Puis c’est le drame pupute qui gâche beaucoup. Irakly Avaliani intervient pour signaler qu’il dédie le « Tempo di valzer lentissimo » à feu Alexeï Navalny. Soumise aux diktats de la pensée unique, la salle applaudit et se lève alors que, as far as we’re concerned, cet aparté n’a rien à faire

  • ni à ce moment précis,
  • ni dans ce contexte,
  • ni dans une œuvre écrite par un mec qui, simultanément, léchait le sillon inter-fessier de Staline pour sauver ses miches.

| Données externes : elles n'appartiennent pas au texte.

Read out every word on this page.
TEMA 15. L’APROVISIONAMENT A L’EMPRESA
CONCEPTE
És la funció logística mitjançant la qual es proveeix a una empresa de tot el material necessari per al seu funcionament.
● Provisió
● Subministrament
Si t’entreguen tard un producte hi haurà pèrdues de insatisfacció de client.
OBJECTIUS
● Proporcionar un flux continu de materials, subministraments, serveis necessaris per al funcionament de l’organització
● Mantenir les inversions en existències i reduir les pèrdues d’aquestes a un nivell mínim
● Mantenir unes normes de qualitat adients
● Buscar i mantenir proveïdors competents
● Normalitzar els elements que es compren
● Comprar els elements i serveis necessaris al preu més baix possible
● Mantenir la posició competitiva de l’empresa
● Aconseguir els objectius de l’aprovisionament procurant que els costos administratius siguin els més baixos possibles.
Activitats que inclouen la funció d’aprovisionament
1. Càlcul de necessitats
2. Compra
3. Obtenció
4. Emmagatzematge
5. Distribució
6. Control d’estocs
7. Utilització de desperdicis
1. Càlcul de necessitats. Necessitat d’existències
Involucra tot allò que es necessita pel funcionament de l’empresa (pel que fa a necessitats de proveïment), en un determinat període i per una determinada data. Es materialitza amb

Peu importe le courage suicidaire de la vedette occidentale qu’était M. Navalny. Peu importe que Vladimir Poutine se soit fait réréréélire à la hussarde peu avant le concert. En situation, donc enveloppé par les hourrah des béni-oui-oui dans la confortable salle Cortot, cet engagement fervent de l’artiste

  • ébrèche la puissance de la sonate en la disloquant momentanément,
  • salit la beauté percussive de la musique en plaquant sur elle une explicitation hors sujet, et
  • pseudo-fédère un public réduit à une bande de yes-men contraints de montrer qu’ils ont bien boulotté la doxa et qu’ils doivent étaler leur soumission en public

un peu à l’instar du comique antiraciste des années 1990, qui obligeait à applaudir très fort les blagues racistes pour montrer que, ha non, pas moi, d’ailleurs, j’ai un nègre parmi mes potes – un Noir, pardon. À notre petite hauteur et quelles que soient les résonances totalitaires invoquées autour de Vladimir Poutine (la question des libertés en France mériterait elle aussi quelques échos, mais presque peu importe en la circonstance), cette rupture nous paraît aplatir la musique en la repliant sur une news circonstancielle qui tente de colorier un bout d’œuvre.
Pour autant, tâchons de turn back to the music, ici travaillée comme une pâte sonore associant à-plats harmoniques et mélodie déchiquetée comme pétries en direct, sans évolution narrative patente, libérées d’un tempo lent mais pas d’une métrique scrupuleuse. Cette non-progression, alimentée par des redites poignantes, rend plus flagrantes les mutations

  • de caractère,
  • de registre et
  • d’intensité

promptement perturbées et dissipées. Le Vivace final synthétise la virulence du piano prokofiévique, et hop :

  • vitesse,
  • énergie et
  • vigoureuse différenciation des registres

sont au programme. Le mouvement précédent jouissait de la science harmonique du compositeur. Celui-ci met en évidence son consubstantiel sens du rythme.

  • Motricité des motifs,
  • récurrences qui bousculent,
  • efficience des notes répétées qui relient le Vivace à plusieurs séquences antérieures,
  • breaks saisissants,
  • réutilisation de leitmotivs parfois peu ou prou démantibulés,
  • mise en suspension donc en suspense

captivent. Fidèle à sa quête du toucher juste, Irakly Avaliani explore différentes formes d’attaque, qu’elles soient

  • rugueuses,
  • glissées ou
  • presque feulées à force de survoler l’ivoire.

Il les utilise de façon

  • différenciée,
  • complémentaire ou, au contraire,
  • unifiée aux deux mains.

C’est habilement troussé et musicalement convaincant – plus, à notre sens, que dans le Bach un tantinet trop précis à notre goût pas humble et le Brahms un rien trop épuré pour nous émouvoir sur le moment. Le triomphe qui suit pousse l’artiste à claquer un bis « moins violent »… et susceptible de déborder sur your average encore. En effet, sur un tempo presque lent, il propose l’ambitieux impromptu en Si bémol opus 142 n°3 de Franz Schubert constitué d’un thème et de cinq variations modulantes.

  • Douceur,
  • caractérisation des mains et
  • nuances paisibles

synthétisent à la fois le savoir-faire et les inclinations d’Irakly Avaliani, un monsieur qui semble, c’est rare, incapable de concevoir un concert fade et passe-partout si l’on en croit ce récital

  • rugueux,
  • ambitieux et
  • remuant !

Rendez-vous ici même or something le 29 mars pour un nouvel épisode autour de cet artiste irradiant.